Certo, quando ti accorgi che è tardi e devi tornare indietro, ti rendi conto che non sai dove sei e che nessuno ha una cartina; ma non importa. Basta camminare un po’ per il mercato, fino a uno spiazzo dove due dei classici taxi bianchi e neri, tenuti insieme dallo scotch, aspettano clienti; il primo tassista non parla altro che dialetto cairota, ma va ad abbrancare il giovanotto che fa da interprete. Citystars – il nome del nuovissimo, periferico complesso dove stiamo noi; e periferico vuol dire una ventina di chilometri di case ininterrotte – è la parola d’ordine; il tassista non è sicuro di aver capito, ma il giovanotto lo istruisce.
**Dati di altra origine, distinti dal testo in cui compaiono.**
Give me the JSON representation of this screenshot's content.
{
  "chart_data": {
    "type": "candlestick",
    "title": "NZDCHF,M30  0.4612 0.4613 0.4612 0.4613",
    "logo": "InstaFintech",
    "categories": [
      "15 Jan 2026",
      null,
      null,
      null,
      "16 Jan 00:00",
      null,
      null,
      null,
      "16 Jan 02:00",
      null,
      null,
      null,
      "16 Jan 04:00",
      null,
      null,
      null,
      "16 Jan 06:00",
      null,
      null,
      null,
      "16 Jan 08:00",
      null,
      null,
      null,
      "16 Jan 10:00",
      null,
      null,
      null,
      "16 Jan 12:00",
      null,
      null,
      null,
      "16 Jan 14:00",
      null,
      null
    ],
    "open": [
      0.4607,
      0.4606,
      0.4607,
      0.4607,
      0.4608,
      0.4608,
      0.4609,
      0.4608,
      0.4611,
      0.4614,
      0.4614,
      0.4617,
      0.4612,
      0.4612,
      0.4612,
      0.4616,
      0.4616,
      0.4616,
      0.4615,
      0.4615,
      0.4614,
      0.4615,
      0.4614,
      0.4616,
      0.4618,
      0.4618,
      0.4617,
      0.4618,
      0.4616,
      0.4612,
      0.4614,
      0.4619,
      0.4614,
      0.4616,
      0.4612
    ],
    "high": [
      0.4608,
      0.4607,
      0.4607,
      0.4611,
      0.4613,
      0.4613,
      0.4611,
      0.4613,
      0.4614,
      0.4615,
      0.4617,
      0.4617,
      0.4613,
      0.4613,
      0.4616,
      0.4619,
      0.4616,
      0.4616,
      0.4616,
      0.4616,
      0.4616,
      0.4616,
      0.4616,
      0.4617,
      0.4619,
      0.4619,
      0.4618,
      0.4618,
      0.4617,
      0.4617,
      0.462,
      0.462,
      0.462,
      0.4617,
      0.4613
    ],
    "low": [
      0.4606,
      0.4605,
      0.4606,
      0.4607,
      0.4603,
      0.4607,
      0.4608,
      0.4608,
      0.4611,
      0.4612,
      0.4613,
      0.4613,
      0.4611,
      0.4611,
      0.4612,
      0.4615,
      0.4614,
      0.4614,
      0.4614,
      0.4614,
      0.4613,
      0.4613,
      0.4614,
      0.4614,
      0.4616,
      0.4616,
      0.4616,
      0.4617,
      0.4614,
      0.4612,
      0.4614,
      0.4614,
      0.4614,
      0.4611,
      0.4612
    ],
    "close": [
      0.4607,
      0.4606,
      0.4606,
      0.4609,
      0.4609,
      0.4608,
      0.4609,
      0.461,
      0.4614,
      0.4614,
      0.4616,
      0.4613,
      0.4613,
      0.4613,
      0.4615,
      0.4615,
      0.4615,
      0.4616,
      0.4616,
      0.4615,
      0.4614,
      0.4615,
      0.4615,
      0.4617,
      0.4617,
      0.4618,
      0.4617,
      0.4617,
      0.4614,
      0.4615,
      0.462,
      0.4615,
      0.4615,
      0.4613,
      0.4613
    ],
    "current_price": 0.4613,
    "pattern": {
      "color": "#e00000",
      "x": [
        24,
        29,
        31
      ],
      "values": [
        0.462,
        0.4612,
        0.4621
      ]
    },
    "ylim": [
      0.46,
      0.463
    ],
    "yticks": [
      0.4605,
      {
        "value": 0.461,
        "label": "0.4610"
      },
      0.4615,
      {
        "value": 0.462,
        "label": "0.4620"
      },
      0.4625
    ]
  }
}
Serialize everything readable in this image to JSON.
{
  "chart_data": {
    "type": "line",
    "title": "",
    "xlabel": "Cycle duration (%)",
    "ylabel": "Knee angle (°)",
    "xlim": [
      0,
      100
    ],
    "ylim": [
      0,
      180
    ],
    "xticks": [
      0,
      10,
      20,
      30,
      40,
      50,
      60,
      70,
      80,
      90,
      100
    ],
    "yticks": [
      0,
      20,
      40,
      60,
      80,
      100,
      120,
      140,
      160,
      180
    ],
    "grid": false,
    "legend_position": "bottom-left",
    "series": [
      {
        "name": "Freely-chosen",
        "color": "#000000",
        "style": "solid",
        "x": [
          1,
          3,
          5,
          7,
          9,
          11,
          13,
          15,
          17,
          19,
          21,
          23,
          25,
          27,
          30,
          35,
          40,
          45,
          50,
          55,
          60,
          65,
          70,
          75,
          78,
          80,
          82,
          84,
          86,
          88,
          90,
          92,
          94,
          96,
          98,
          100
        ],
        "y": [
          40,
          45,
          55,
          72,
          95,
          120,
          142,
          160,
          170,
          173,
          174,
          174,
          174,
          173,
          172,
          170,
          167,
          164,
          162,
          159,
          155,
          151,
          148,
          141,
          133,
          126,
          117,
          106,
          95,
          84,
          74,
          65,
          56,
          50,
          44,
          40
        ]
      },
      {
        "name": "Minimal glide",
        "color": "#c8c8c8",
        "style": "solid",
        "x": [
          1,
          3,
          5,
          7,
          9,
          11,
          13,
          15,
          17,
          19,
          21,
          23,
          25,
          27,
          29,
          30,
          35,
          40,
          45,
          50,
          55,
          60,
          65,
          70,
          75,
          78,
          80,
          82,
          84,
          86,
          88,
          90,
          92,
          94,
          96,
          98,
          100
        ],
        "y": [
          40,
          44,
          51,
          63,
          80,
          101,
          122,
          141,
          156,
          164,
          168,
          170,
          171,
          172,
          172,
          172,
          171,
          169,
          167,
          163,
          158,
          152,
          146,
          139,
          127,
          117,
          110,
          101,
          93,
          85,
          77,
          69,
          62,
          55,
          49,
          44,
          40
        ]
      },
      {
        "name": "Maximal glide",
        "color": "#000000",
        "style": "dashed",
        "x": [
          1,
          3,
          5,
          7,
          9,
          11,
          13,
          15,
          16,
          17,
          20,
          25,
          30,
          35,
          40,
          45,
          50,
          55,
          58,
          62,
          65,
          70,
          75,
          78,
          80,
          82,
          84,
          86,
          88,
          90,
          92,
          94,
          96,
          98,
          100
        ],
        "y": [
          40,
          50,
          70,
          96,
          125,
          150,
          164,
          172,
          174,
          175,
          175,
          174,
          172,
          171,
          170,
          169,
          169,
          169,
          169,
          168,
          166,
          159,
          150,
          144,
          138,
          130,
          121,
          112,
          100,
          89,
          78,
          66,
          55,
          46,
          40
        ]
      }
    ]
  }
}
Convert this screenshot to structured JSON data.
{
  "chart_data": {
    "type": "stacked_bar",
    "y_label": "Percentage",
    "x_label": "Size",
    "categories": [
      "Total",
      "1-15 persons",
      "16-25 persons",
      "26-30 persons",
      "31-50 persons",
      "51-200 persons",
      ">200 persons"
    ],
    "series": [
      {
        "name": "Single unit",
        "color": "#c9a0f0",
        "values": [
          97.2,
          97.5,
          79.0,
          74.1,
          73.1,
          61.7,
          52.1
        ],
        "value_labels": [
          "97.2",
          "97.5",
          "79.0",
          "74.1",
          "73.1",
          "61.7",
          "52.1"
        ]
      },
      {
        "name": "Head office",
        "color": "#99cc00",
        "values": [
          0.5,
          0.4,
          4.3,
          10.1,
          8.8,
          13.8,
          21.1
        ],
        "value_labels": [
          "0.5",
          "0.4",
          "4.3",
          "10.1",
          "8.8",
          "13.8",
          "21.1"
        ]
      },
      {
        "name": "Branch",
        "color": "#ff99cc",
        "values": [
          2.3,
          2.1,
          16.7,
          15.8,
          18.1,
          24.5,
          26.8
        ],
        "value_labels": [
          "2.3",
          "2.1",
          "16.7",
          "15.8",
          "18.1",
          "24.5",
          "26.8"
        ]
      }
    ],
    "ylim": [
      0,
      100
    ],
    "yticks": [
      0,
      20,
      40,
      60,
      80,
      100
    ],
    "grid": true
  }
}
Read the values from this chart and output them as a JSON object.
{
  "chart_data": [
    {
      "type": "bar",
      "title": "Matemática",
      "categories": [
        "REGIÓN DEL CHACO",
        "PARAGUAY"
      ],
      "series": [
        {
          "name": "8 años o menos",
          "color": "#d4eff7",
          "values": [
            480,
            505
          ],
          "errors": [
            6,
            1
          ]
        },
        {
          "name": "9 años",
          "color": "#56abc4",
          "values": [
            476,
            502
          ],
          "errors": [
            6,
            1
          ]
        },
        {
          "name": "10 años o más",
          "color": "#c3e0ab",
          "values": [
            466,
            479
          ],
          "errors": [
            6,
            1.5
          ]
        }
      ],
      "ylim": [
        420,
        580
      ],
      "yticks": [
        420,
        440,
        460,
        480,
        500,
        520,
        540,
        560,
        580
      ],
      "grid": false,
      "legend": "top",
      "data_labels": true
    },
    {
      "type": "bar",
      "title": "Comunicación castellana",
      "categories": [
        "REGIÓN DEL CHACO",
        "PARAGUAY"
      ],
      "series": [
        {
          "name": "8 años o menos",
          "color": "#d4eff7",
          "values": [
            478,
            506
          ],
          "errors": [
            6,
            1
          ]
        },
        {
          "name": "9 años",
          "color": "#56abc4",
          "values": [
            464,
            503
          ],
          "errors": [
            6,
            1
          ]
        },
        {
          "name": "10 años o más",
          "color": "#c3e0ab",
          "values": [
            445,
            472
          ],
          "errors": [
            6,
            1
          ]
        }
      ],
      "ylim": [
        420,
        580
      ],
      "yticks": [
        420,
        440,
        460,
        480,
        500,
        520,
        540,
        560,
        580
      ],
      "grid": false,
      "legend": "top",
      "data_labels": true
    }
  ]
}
E così, per quasi un’ora giriamo a caso nella periferia nord del Cairo, pigiati in cinque in una 127 bianconera, in mezzo a dedali di vie e sopraelevate e svolte obbligate, pregando che lui trovi alfine una strada.

Muoversi per l’immensa periferia del Cairo è complicato; i grumi di case sulle colline e sulle dune sono intercalati da enormi vialoni da sei corsie per senso di marcia, sui quali invece che a Frogger si gioca a Out Run. Si inchioda per arretrare e passare dall’altro lato il camion che sta sterzando a destra costringendo a frenare altre due auto che nel frattempo accostano verso un pedone che deve salire evitando l’albero di palme e il tombino rotto con un palo di ferro arrugginito piantato dentro, nel bel mezzo della carreggiata, a dire “qui non si passa”. Abbiamo anche fatto il livello del tunnel: un buco a due corsie lungo quasi quattro chilometri, dal percorso a serpentina, con auto che si sorpassano da entrambe le parti e moto che sorpassano in mezzo, nessun tipo di ventilazione forzata, e una atmosfera gassosa che implica morte certa per asfissia nel caso in cui ti si fermi la macchina lì sotto.

E poi c’è il livello tortuoso: infatti i vialoni non hanno incroci perché sarebbero troppo pericolosi, né semafori perché tanto sarebbero inutili. Se due vie si incrociano e non si può fare un mega-raccordo cementizio, la soluzione è che una delle due vie si scontri con lo spartitraffico dell’altra; quindi chi arriva di lì è costretto a girare a destra, andare avanti per qualche centinaio di metri, poi in mezzo c’è un buco nello spartitraffico che permette una inversione a U, in modo da tornare indietro e poi risvoltare nel proseguimento della via. Insomma, una rotonda schiacciata!

Notevole anche quando la passeggera alla mia sinistra voleva aprire il finestrino: il tassista, mentre con una mano tiene la sigaretta, con l’altra tiene il cellulare e con la terza tiene il volante, con la quarta mano estrae da sopra il parasole la manovella mancante, che infila a forza, girandosi per metà, nel buco del finestrino posteriore sinistro, girando per aprirlo mentre slalomeggia tra le auto per strada e scarica la cenere sull’asfalto.

A un certo punto abbiamo passato senza danno persino il difficilissimo livello “attraversamento dell’autostrada”, in cui due gruppi di pedoni, invisibili nel buio della notte, attraversano le sei corsie del vialone a distanza di esattamente un metro e ottanta l’uno dall’altro, e il tuo tassista lanciato a oltre cento all’ora ci si infila in mezzo, dieci centimetri dal culo dei primi e dieci dalla faccia dei secondi, mentre questi continuano a camminare a velocità regolare, e senza nemmeno rallentare un briciolo la corsa del veicolo. Lì è scoppiato spontaneo l’applauso!

Ma il vero momento magico è stato quando, trovata la strada principale sbarrata, il nostro autista ci ha portati in mezzo a una intera città abbandonata: centinaia di metri di casupole a uno o due piani, eleganti e decorate, apparentemente risalenti a secoli fa, completamente vuote e abbandonate. A un certo punto c’era persino quello che sembrava un caravanserraglio, anch’esso abbandonato; si stagliava contro il cielo illuminato dalla luna e faceva davvero un grande effetto.

E’ stata solo una visione di pochi secondi, presto sottrattaci da un nuovo livello di Out Run; ma è stata sufficiente a farmi pensare che il Cairo abbia dentro di sé molto più di quel che potrebbe sembrare a prima vista.